In summary, for foreign investors like me, Irish-domiciled ETFs generally offer more advantages, primarily due to the lower withholding tax, exemption from U.S. estate tax, and the option to choose accumulating ETFs. Specifically, CSPX is my preferred Irish-domiciled ETF because it boasts a higher trading volume, a larger AUM size, and it accumulates, rather than distributes, dividends.
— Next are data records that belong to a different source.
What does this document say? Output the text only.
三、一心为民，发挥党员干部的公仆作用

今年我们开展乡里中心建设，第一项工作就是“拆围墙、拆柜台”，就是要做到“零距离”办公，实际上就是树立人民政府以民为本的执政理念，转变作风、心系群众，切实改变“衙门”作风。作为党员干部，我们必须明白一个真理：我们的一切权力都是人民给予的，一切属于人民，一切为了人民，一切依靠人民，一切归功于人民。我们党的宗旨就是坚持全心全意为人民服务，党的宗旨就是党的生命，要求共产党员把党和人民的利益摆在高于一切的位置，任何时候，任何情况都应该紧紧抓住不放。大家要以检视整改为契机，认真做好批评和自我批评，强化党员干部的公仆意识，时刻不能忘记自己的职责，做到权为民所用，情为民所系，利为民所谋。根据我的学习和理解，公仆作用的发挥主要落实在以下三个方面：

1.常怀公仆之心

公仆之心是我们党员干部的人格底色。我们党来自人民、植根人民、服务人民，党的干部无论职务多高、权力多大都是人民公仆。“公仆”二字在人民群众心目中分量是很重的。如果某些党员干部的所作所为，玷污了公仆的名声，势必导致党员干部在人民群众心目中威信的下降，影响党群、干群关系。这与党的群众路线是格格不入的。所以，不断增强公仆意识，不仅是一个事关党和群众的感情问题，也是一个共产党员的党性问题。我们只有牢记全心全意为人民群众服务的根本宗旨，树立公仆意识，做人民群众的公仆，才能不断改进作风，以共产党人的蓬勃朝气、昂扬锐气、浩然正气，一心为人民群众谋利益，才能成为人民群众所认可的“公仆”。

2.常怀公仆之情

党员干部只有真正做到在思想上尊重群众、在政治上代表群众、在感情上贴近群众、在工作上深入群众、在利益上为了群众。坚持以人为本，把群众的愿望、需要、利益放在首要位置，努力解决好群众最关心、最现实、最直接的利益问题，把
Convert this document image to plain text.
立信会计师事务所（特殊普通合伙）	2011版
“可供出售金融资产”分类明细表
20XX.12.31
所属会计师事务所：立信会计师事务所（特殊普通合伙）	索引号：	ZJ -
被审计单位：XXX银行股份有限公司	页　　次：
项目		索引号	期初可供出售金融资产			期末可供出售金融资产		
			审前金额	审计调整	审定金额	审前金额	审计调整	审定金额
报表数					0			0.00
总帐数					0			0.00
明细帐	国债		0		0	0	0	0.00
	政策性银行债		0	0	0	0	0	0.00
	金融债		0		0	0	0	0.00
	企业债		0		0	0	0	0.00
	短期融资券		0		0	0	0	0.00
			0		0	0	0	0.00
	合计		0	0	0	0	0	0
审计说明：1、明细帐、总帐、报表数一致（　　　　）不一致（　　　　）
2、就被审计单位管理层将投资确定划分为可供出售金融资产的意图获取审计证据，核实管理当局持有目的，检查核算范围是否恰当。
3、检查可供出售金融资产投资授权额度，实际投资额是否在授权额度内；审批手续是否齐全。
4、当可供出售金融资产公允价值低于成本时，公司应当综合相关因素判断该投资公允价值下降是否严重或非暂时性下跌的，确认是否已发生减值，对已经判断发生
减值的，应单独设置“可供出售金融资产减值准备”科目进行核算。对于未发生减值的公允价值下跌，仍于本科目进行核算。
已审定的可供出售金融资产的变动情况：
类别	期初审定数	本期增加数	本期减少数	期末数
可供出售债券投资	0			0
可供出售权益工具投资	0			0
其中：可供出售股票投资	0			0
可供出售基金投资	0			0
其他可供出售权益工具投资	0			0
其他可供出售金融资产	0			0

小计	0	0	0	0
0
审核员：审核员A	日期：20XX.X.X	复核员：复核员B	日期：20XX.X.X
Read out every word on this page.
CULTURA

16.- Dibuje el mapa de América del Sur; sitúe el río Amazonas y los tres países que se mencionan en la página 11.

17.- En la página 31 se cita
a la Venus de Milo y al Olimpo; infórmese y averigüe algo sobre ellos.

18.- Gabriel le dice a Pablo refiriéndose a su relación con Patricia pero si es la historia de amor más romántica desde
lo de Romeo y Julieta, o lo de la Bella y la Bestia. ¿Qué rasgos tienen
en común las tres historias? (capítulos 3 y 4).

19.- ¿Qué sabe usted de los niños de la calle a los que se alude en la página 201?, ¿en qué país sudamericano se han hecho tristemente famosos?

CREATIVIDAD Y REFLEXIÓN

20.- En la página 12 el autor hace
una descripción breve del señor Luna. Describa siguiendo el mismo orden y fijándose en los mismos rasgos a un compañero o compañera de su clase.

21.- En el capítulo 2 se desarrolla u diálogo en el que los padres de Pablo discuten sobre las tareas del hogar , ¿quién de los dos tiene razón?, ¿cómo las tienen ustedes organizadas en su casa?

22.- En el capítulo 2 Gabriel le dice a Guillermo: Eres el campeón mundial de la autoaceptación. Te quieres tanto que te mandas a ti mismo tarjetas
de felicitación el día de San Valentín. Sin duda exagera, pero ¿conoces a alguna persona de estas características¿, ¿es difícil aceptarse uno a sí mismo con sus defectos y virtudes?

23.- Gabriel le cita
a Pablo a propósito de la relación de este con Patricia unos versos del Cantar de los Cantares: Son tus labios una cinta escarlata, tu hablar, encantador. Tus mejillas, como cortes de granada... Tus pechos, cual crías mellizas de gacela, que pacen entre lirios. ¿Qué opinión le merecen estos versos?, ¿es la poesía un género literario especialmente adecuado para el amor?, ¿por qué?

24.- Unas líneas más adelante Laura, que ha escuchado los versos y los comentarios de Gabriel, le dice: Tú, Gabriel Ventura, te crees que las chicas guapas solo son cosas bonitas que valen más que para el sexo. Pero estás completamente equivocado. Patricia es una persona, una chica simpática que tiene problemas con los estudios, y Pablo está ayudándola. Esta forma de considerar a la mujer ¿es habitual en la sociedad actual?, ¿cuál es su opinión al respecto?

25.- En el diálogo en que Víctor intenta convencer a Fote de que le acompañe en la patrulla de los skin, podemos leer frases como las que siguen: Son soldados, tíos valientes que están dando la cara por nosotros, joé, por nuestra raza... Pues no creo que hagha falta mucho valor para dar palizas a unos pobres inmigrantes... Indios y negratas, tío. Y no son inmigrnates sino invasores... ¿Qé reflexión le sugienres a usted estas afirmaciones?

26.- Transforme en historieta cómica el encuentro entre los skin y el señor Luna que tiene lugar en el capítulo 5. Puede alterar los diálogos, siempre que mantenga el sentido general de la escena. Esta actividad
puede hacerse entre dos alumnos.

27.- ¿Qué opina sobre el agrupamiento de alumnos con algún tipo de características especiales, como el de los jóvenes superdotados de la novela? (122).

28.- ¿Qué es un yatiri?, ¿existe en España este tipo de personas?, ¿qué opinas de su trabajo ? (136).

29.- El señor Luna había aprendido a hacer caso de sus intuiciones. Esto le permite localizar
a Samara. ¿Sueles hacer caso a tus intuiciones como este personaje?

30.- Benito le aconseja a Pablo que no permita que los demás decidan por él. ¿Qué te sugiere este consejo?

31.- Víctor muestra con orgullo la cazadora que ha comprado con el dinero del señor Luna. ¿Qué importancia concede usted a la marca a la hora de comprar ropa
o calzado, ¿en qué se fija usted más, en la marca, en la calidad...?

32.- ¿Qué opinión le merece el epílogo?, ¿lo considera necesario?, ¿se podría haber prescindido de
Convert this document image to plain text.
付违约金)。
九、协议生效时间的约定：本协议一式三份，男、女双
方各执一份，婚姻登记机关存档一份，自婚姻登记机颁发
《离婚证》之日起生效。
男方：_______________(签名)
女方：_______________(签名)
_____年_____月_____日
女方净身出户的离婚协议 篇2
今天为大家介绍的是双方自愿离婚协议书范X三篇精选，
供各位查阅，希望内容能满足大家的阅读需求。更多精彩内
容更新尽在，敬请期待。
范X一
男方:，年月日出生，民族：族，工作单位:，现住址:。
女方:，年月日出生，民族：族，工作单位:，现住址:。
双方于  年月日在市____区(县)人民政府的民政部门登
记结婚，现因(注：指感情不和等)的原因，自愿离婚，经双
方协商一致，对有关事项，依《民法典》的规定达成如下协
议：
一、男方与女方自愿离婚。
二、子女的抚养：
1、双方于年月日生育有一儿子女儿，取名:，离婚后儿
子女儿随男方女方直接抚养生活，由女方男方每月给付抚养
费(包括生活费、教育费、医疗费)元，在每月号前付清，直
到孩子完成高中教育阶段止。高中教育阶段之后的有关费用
Of course, each individual’s preferences vary, so it’s important to consider all the mentioned factors and select the ETF that best suits your specific needs and investment strategy. Nonetheless, they all still track the same S&P 500.

Darren Yeo

Darren Yeo currently works for The Fifth Person as an investment analyst, where he offers insightful analysis to help readers make more informed investing decisions. Before joining The Fifth Person, Darren has two years of experience working at a bank. He has a keen interest in finance, and is dedicated to continuous learning and in the field of investing.

7 Comments

  1. Hi Darren,
    With regard to your article on Irish domiciled ETF’s, could you please also show the dealing costs involved for an investor. eg, UK stamp duty, stock exchange levies, etc when buying and on selling of such stocks.
    Many thanks.
    Allen

    1. Hi Allen,
      Take IBKR as an example since they have the lowest rate, the clearing fee is GBP 0.06, and you may refer to this link: https://www.interactivebrokers.com/en/accounts/fees/LSEstkfees.php for exchange fees calculation. In terms of commission, you can get the lowest fees of only 0.015% of trade value, but it is still based on different tiering, and you may refer to this link: https://www.interactivebrokers.com.sg/en/pricing/commissions-stocks-europe.php?re=europe. Luckily, there is no stamp duty on ETFs on LSE.
      Thanks

  2. If you buy a swap based UCITS ETF there is 0% dividend withholding tax. Domicile can be any European country, does not have to be Ireland. For example SPXS.L

    1. Hi Martin,
      Thanks for your comment and insights. I just wanted to share with you what we have found. The IRC Section 871(m) does give exceptions to some US equity derivatives, but it still depends on the derivative’s delta value and when the transaction is entered. And yeah, some investors may consider SPXS.L if they are comfortable with synthetic ETFs. However, we still need to take note that it might introduce counterparty risk, in which the other party of a contract may not fulfil their obligations.
      Thanks

  3. Darren, could you kindly share which is the current platforms/brokerages that offer low/competitive rates for investing in CSPX on LSE?